Shutterstock/ Patrish Jackson


When Jared Daniel filed a criminal appeal from his east Texas prison in 2011, he was certain that soon, he would be free. 


Four years earlier, a Houston jury convicted him of a double homicide. Daniel maintained his innocence, and in the years since, had plenty of time to mull over his frustrations with his trial. 


He called the evidence against him circumstantial. His lawyer had advised against Daniel taking the stand, but never called witnesses to testify on his behalf. Daniel found details in police reports and the trial transcript that he said cast doubt on his guilt. 


Daniel raised his concerns in a writ of habeas corpus, and eagerly waited for a response from the Harris County courts. He would be forced to wait for 11 years, reports the Houston Landing..

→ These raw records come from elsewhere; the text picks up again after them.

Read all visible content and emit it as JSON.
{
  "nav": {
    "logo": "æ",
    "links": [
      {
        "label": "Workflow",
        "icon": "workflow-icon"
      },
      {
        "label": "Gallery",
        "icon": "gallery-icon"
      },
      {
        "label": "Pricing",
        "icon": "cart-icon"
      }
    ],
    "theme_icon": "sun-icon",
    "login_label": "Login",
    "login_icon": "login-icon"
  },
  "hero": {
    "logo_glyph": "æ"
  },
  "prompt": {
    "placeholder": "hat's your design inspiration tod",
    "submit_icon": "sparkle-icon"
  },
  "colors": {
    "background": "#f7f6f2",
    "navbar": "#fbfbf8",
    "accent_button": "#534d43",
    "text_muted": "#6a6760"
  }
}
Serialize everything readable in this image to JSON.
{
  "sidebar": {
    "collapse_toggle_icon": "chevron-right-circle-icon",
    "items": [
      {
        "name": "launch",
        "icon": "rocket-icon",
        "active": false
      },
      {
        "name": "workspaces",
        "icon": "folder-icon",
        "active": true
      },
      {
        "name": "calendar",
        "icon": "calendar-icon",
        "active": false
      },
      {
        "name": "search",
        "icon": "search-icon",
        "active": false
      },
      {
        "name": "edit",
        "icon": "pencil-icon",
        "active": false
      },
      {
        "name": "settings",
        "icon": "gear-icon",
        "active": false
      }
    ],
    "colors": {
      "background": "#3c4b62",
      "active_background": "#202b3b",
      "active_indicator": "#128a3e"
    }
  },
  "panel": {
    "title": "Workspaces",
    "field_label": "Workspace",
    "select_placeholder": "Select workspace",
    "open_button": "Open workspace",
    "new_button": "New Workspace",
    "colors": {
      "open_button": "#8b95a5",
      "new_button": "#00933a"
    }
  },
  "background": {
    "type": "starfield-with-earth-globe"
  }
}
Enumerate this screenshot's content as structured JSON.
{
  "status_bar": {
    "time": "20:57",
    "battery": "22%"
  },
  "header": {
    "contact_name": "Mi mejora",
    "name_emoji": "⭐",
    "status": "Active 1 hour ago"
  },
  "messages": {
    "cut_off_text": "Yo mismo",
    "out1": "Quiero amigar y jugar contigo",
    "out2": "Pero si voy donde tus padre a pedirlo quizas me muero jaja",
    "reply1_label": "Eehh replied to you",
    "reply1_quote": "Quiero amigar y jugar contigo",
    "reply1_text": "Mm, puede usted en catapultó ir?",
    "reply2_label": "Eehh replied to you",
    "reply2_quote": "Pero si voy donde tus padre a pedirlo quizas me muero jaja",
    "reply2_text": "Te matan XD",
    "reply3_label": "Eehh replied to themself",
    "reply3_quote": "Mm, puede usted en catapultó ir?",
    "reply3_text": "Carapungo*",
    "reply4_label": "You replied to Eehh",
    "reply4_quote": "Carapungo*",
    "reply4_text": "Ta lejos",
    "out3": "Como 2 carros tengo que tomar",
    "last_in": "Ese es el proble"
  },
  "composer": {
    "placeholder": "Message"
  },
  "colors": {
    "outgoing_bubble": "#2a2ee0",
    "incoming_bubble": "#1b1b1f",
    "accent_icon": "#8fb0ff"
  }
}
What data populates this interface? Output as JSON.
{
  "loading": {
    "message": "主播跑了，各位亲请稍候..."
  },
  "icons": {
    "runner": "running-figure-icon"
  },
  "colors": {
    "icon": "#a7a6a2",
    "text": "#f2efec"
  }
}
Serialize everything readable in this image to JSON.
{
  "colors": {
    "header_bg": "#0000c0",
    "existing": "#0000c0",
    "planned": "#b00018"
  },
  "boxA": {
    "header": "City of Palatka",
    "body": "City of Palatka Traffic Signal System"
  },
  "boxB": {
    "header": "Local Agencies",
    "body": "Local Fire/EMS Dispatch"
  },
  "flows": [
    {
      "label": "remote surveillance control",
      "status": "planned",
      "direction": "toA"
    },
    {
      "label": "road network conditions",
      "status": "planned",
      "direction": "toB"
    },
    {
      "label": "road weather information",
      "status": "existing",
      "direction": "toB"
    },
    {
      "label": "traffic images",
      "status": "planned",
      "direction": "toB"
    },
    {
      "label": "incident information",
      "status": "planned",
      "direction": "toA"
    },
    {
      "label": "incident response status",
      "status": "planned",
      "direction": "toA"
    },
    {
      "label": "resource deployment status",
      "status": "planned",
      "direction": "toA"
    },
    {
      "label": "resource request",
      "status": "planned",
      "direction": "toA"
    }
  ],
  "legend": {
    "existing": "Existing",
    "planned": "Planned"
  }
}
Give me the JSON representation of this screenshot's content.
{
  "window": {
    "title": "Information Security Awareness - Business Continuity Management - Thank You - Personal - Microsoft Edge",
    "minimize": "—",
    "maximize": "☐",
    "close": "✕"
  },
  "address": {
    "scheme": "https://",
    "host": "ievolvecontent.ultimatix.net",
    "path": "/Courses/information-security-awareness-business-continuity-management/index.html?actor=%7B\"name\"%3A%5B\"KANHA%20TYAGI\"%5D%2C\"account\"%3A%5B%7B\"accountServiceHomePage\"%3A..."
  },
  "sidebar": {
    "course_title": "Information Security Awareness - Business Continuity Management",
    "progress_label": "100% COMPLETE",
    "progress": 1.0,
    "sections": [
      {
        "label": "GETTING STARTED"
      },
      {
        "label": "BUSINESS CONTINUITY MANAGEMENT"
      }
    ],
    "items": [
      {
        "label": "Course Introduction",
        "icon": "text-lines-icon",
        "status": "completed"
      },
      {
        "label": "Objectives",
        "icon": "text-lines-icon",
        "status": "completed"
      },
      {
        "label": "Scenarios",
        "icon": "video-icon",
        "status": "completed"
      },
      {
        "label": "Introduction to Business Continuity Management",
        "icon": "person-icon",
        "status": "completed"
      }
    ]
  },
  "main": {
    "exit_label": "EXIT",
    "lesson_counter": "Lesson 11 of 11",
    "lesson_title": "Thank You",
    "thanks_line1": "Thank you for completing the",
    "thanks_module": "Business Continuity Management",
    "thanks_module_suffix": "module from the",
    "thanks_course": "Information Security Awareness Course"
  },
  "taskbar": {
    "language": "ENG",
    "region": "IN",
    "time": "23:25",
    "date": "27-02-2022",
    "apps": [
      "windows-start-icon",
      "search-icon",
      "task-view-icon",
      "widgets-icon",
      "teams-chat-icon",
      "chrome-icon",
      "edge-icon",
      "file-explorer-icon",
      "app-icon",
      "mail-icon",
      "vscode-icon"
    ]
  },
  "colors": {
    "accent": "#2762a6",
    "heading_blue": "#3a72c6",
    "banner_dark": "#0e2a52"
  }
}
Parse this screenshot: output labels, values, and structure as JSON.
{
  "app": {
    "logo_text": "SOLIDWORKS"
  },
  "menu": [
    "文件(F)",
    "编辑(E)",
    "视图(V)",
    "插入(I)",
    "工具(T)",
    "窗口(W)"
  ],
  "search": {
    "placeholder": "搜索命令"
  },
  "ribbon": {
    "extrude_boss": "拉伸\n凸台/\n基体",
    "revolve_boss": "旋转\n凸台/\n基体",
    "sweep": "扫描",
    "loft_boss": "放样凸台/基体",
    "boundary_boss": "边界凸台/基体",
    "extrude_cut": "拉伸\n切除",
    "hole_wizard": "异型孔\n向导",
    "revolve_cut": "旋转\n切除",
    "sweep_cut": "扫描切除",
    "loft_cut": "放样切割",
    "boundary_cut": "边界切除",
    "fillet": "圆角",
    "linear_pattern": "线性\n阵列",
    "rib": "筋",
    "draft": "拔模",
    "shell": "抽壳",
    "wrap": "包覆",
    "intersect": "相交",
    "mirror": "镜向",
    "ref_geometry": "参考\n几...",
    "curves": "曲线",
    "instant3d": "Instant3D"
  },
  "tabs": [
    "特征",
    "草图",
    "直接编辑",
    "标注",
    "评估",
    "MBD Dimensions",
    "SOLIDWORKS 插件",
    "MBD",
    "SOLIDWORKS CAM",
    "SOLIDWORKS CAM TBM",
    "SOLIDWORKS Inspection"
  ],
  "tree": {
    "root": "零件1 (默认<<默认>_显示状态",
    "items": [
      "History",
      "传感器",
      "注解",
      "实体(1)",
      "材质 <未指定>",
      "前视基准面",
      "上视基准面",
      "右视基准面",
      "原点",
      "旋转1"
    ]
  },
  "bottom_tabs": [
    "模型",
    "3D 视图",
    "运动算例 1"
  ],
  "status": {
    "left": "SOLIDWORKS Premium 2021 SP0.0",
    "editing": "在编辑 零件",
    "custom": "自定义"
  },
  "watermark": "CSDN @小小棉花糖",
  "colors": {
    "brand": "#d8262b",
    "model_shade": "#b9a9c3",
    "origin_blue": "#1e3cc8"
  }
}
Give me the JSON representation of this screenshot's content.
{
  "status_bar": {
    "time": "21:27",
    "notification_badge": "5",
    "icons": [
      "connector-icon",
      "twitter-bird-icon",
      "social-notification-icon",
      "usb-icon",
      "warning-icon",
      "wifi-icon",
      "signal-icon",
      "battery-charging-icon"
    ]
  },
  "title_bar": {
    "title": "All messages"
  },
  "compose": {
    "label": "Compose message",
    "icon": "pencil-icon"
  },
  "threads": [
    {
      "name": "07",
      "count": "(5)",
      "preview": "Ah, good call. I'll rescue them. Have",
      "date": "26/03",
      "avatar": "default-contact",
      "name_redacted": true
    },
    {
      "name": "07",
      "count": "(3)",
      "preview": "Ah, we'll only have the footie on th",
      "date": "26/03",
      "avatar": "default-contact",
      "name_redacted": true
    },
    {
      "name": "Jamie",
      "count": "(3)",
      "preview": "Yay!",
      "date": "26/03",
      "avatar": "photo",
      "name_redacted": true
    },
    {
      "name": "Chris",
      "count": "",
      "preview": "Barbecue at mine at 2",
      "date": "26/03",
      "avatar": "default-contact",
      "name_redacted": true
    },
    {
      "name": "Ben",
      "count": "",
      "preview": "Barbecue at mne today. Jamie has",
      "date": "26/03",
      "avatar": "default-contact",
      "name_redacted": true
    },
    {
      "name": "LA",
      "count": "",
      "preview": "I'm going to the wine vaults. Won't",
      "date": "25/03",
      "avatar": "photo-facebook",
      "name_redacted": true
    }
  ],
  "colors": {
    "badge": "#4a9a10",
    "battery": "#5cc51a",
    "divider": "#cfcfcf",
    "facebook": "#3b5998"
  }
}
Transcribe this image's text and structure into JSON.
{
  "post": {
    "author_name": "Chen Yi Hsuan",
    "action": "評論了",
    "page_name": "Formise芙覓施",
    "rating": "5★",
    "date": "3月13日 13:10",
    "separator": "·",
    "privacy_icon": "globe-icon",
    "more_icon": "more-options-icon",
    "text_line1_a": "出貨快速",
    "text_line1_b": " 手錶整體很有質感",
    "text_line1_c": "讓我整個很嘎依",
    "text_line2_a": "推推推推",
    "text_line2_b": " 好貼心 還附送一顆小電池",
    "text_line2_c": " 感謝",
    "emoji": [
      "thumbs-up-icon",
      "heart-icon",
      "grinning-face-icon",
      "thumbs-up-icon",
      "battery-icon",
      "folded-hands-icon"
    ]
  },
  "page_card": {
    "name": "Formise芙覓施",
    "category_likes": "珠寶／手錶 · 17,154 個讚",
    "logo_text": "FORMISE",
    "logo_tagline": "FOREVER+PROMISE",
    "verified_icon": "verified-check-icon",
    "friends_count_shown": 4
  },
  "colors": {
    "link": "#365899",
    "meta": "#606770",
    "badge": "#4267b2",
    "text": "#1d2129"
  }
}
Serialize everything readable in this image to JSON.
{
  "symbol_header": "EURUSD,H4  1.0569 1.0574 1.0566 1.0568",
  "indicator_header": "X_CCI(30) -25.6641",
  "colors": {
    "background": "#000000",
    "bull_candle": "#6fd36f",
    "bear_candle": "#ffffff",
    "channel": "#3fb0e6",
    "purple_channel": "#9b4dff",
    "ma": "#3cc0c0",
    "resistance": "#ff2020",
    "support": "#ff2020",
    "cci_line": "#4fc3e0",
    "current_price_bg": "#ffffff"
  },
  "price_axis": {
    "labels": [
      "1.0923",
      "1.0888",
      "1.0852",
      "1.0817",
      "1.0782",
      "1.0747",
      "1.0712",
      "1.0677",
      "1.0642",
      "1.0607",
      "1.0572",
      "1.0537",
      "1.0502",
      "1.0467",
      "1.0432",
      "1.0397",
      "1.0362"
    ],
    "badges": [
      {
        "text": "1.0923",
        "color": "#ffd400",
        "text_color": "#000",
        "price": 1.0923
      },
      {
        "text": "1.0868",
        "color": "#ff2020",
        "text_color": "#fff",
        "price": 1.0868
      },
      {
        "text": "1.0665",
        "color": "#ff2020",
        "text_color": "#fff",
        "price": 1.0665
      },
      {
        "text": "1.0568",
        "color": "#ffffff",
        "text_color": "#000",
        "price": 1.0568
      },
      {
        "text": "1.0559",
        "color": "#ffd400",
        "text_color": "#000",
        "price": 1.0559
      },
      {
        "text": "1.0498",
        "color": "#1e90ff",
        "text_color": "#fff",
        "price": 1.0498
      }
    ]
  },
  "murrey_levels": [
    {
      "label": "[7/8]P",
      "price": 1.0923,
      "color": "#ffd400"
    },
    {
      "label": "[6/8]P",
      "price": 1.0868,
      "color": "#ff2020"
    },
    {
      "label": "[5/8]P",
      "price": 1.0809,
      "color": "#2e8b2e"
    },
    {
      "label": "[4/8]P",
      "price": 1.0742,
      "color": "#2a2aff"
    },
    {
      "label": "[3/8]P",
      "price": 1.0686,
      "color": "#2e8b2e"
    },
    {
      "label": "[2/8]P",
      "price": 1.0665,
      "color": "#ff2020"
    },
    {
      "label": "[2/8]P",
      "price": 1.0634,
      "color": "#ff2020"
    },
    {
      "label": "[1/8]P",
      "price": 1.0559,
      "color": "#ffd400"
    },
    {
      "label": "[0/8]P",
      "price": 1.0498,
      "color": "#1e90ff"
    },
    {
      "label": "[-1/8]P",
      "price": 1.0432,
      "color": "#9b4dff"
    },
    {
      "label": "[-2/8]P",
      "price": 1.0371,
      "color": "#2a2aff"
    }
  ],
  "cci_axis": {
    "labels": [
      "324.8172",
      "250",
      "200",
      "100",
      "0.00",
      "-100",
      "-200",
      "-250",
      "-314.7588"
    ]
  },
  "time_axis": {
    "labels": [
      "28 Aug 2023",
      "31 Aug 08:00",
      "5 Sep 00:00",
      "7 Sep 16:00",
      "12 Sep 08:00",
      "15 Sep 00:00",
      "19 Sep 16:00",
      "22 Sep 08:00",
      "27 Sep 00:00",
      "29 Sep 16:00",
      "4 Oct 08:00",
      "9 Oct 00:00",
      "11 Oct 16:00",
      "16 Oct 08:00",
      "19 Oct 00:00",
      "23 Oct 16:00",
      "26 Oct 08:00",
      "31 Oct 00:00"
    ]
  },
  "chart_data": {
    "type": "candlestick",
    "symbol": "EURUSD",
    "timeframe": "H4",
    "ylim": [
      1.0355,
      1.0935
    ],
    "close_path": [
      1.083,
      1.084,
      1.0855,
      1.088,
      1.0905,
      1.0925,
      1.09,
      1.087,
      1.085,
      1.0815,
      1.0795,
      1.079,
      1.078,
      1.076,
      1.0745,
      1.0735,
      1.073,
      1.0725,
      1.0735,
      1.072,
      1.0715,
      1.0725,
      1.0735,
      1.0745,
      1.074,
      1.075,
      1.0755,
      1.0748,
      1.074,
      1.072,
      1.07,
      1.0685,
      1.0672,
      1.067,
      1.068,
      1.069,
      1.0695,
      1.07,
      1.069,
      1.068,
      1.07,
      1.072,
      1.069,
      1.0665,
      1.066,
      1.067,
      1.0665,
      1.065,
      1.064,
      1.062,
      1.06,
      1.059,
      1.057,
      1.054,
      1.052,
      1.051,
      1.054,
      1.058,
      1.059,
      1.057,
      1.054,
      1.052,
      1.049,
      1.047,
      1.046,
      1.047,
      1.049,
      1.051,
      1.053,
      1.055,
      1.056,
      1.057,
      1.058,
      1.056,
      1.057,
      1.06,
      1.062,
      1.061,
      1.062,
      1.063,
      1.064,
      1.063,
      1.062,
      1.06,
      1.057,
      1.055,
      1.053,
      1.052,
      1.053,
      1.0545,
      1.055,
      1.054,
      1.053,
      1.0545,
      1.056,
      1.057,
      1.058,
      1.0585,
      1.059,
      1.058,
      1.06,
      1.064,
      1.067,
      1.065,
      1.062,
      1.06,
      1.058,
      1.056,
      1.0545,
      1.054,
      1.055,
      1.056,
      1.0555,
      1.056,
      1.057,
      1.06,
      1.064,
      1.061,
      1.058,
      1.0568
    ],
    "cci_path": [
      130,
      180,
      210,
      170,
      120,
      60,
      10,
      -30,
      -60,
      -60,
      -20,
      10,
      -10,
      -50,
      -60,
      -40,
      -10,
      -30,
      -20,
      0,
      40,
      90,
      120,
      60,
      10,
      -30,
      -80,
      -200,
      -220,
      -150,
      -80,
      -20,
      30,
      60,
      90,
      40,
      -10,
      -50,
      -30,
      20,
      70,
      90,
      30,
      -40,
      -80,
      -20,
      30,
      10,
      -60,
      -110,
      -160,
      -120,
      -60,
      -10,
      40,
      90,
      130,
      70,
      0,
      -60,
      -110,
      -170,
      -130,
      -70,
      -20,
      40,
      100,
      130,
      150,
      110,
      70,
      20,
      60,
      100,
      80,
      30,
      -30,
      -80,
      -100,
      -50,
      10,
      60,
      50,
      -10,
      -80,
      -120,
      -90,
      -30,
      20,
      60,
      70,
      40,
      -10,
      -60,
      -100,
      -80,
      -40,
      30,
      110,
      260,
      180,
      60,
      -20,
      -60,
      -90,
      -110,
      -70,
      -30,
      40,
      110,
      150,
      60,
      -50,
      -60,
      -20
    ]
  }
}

Daniel is one of more than 100 defendants who saw their writs of habeas corpus gather dust in the Harris County courts for years and even decades, an inexplicable delay in the administration of justice that has left him fighting long odds to prove his innocence.


His case illustrates the heavy toll of the systemic lapse. Daniel’s arguments for relief hinge on evidence or testimony that may no longer be available – even as the parties responsible for the loss face no consequences for the oversight. 


An affidavit from the Harris County District Clerk’s Office indicates that the trial court put a hold on his writ indefinitely to allow for an investigation into his claims. That investigation never happened, and his appeal was apparently forgotten until 2022, when it was rediscovered during efforts to reduce a case backlog.


“No question, it hurts him,” said Stephen Aslett, Daniel’s current lawyer, of the delay. “It’s a big systematic screw-up.”


The stakes for Daniel, 37, are high: liberty, or the certainty that he will die in a prison jumpsuit. Despite repeatedly falling through the cracks of the criminal justice system, he remains a true believer in its virtues, convinced that he will prevail in the battle over the truth.


"I would like to see my case get overturned and my sentence get vacated,” he said. “I just want my freedom.” 

Daniel has been waiting nearly two decades to tell his story. Finally, the courts are listening.